The trial involved 157 patients with stage 3 or 4 of the deadliest type of skin cancer, and the findings were presented at the American Society of Clinical Oncology (ASCO) conference in Chicago.
Three-quarters (75 percent) of those who had received the vaccine plus Keytruda were cancer-free after 2.5 years, compared to 56 percent who received standard treatment alone.
It comes as University College London Hospitals NHS Foundation Trust (UCLH) leads final phase trials of the therapy, which scientists hope can also be used to stop lung, bladder and kidney cancer.
Iain Foulkes, executive director of research and innovation at Cancer Research UK, said the findings add to the “exciting and developing landscape of cancer vaccine research”.
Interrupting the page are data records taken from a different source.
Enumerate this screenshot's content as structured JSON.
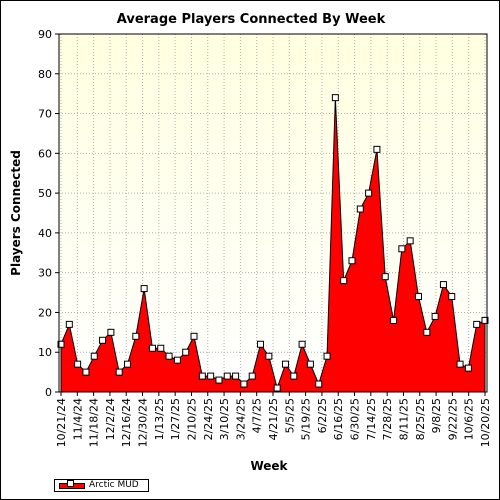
{
  "chart_data": {
    "type": "area",
    "title": "Average Players Connected By Week",
    "xlabel": "Week",
    "ylabel": "Players Connected",
    "ylim": [
      0,
      90
    ],
    "yticks": [
      0,
      10,
      20,
      30,
      40,
      50,
      60,
      70,
      80,
      90
    ],
    "grid": true,
    "legend_position": "bottom-left",
    "colors": {
      "fill": "#ff0000",
      "plot_bg_top": "#ffffe0",
      "plot_bg_bottom": "#ffffff",
      "grid": "#b0b0b0",
      "marker": "#ffffff"
    },
    "x_tick_labels": [
      "10/21/24",
      "11/4/24",
      "11/18/24",
      "12/2/24",
      "12/16/24",
      "12/30/24",
      "1/13/25",
      "1/27/25",
      "2/10/25",
      "2/24/25",
      "3/10/25",
      "3/24/25",
      "4/7/25",
      "4/21/25",
      "5/5/25",
      "5/19/25",
      "6/2/25",
      "6/16/25",
      "6/30/25",
      "7/14/25",
      "7/28/25",
      "8/11/25",
      "8/25/25",
      "9/8/25",
      "9/22/25",
      "10/6/25",
      "10/20/25"
    ],
    "series": [
      {
        "name": "Arctic MUD",
        "values": [
          12,
          17,
          7,
          5,
          9,
          13,
          15,
          5,
          7,
          14,
          26,
          11,
          11,
          9,
          8,
          10,
          14,
          4,
          4,
          3,
          4,
          4,
          2,
          4,
          12,
          9,
          1,
          7,
          4,
          12,
          7,
          2,
          9,
          74,
          28,
          33,
          46,
          50,
          61,
          29,
          18,
          36,
          38,
          24,
          15,
          19,
          27,
          24,
          7,
          6,
          17,
          18
        ]
      }
    ]
  }
}
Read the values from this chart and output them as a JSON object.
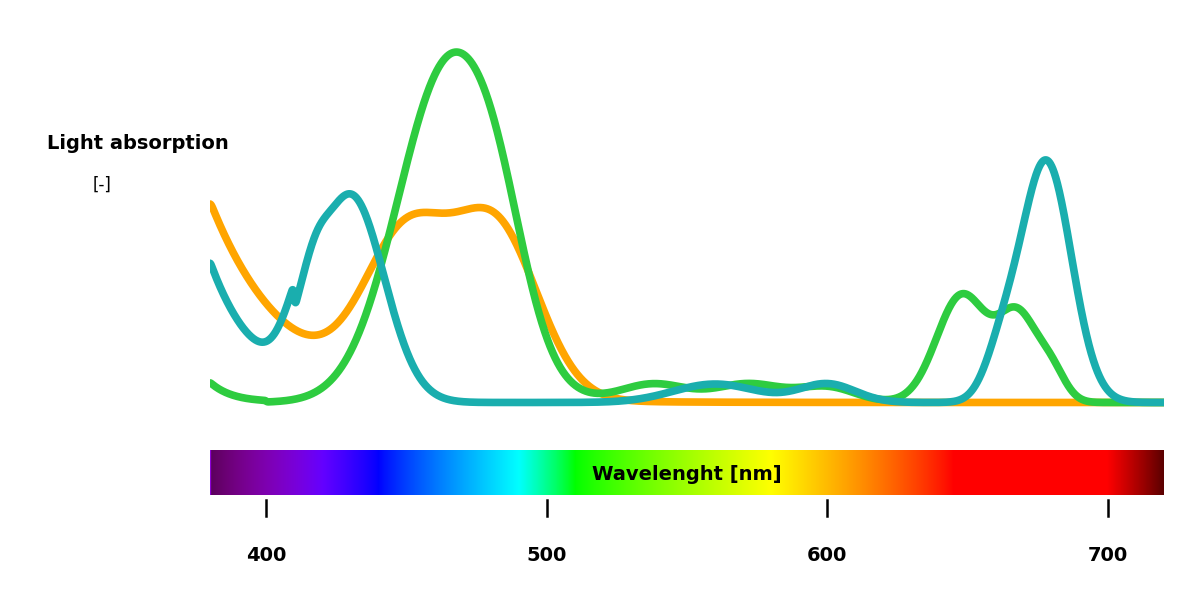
{
  "ylabel_line1": "Light absorption",
  "ylabel_line2": "[-]",
  "xlabel_label": "Wavelenght [nm]",
  "x_min": 380,
  "x_max": 720,
  "xticks": [
    400,
    500,
    600,
    700
  ],
  "background_color": "#ffffff",
  "teal_color": "#1AAEAE",
  "green_color": "#2ECC40",
  "orange_color": "#FFA500",
  "line_width": 5.5
}
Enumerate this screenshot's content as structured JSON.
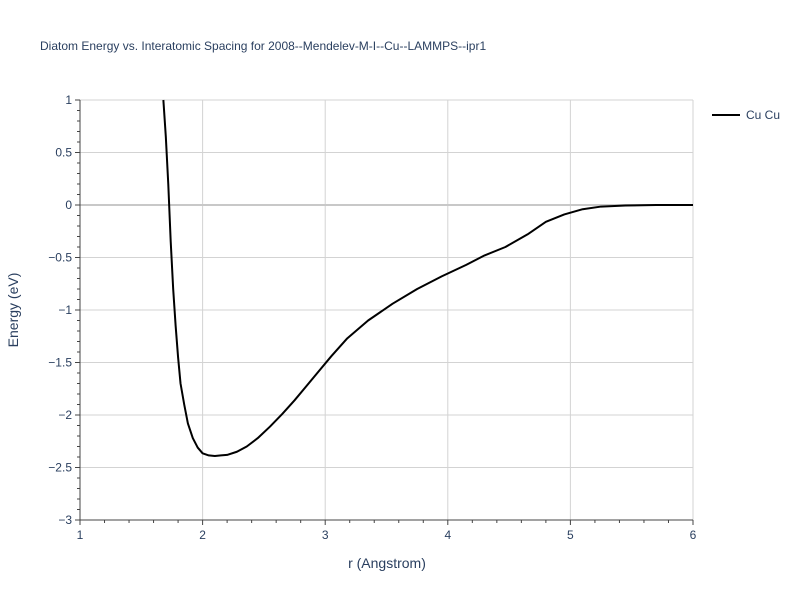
{
  "chart_data": {
    "type": "line",
    "title": "Diatom Energy vs. Interatomic Spacing for 2008--Mendelev-M-I--Cu--LAMMPS--ipr1",
    "xlabel": "r (Angstrom)",
    "ylabel": "Energy (eV)",
    "xlim": [
      1,
      6
    ],
    "ylim": [
      -3,
      1
    ],
    "xticks": [
      1,
      2,
      3,
      4,
      5,
      6
    ],
    "xtick_labels": [
      "1",
      "2",
      "3",
      "4",
      "5",
      "6"
    ],
    "yticks": [
      1,
      0.5,
      0,
      -0.5,
      -1,
      -1.5,
      -2,
      -2.5,
      -3
    ],
    "ytick_labels": [
      "1",
      "0.5",
      "0",
      "−0.5",
      "−1",
      "−1.5",
      "−2",
      "−2.5",
      "−3"
    ],
    "grid": true,
    "legend_position": "top-right",
    "colors": {
      "line": "#000000",
      "grid": "#d3d3d3",
      "zero_line": "#c8c8c8",
      "axis": "#444444",
      "text": "#2a3f5f"
    },
    "series": [
      {
        "name": "Cu Cu",
        "x": [
          1.68,
          1.7,
          1.72,
          1.74,
          1.76,
          1.78,
          1.8,
          1.82,
          1.85,
          1.88,
          1.92,
          1.96,
          2.0,
          2.05,
          2.1,
          2.15,
          2.2,
          2.28,
          2.36,
          2.45,
          2.55,
          2.65,
          2.75,
          2.85,
          2.95,
          3.05,
          3.18,
          3.35,
          3.55,
          3.75,
          3.95,
          4.15,
          4.3,
          4.47,
          4.65,
          4.8,
          4.95,
          5.1,
          5.25,
          5.45,
          5.7,
          6.0
        ],
        "y": [
          1.0,
          0.65,
          0.2,
          -0.35,
          -0.8,
          -1.15,
          -1.45,
          -1.7,
          -1.9,
          -2.08,
          -2.22,
          -2.31,
          -2.365,
          -2.385,
          -2.39,
          -2.385,
          -2.38,
          -2.35,
          -2.3,
          -2.22,
          -2.11,
          -1.99,
          -1.86,
          -1.72,
          -1.58,
          -1.44,
          -1.27,
          -1.1,
          -0.94,
          -0.8,
          -0.68,
          -0.57,
          -0.48,
          -0.4,
          -0.28,
          -0.16,
          -0.09,
          -0.04,
          -0.015,
          -0.005,
          0.0,
          0.0
        ]
      }
    ]
  }
}
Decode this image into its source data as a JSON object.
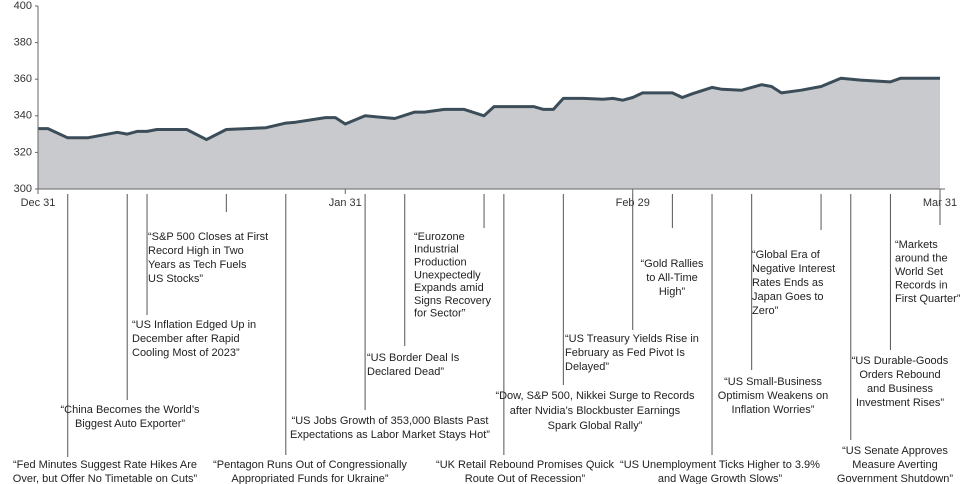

He said: ‘The results show positive signs of the long-lasting efficacy of the mRNA vaccine.
“After three years of follow-up, the data suggest that levels of cancer relapse did not increase in people with high-risk advanced-stage melanoma.
‘The findings highlight the great promise of therapeutic cancer vaccines used in combination with potent immunotherapies.
“Similar vaccine technologies are also being investigated in trials in the UK for use in colorectal cancer after surgery.”
The combination treatment is not yet routinely available on the NHS, outside of clinical trials.
But in April, Stéphane Bancel, CEO of Moderna, said he believed an mRNA vaccine against melanoma could be available in 2025.
The global UCLH phase three trial will include a wider range of patients and researchers hope to recruit around 1,100 people.
At least 60 to 70 patients will be recruited across eight UK centers including London, Manchester, Edinburgh and Leeds.
A second trial presented at the Chicago conference found that cancer vaccines can significantly improve the survival of breast cancer patients after surgery.
Led by a team at the University of Vienna and involving 400 patients with early-stage breast cancer, the vaccine (tecemotide) increased the chances of survival by 16 percent, compared to those who received standard care.
Use of the drug, used to boost the immune system before surgery, left 81 percent of patients alive seven years later, compared to 65 percent taking existing drugs.
Lead author Dr. Christian Singer said the vaccine “markedly improved distant recurrence-free survival and overall survival.”
He added: “This is the first significant and profound long-term survival benefit of a cancer vaccine in breast cancer patients reported to date.”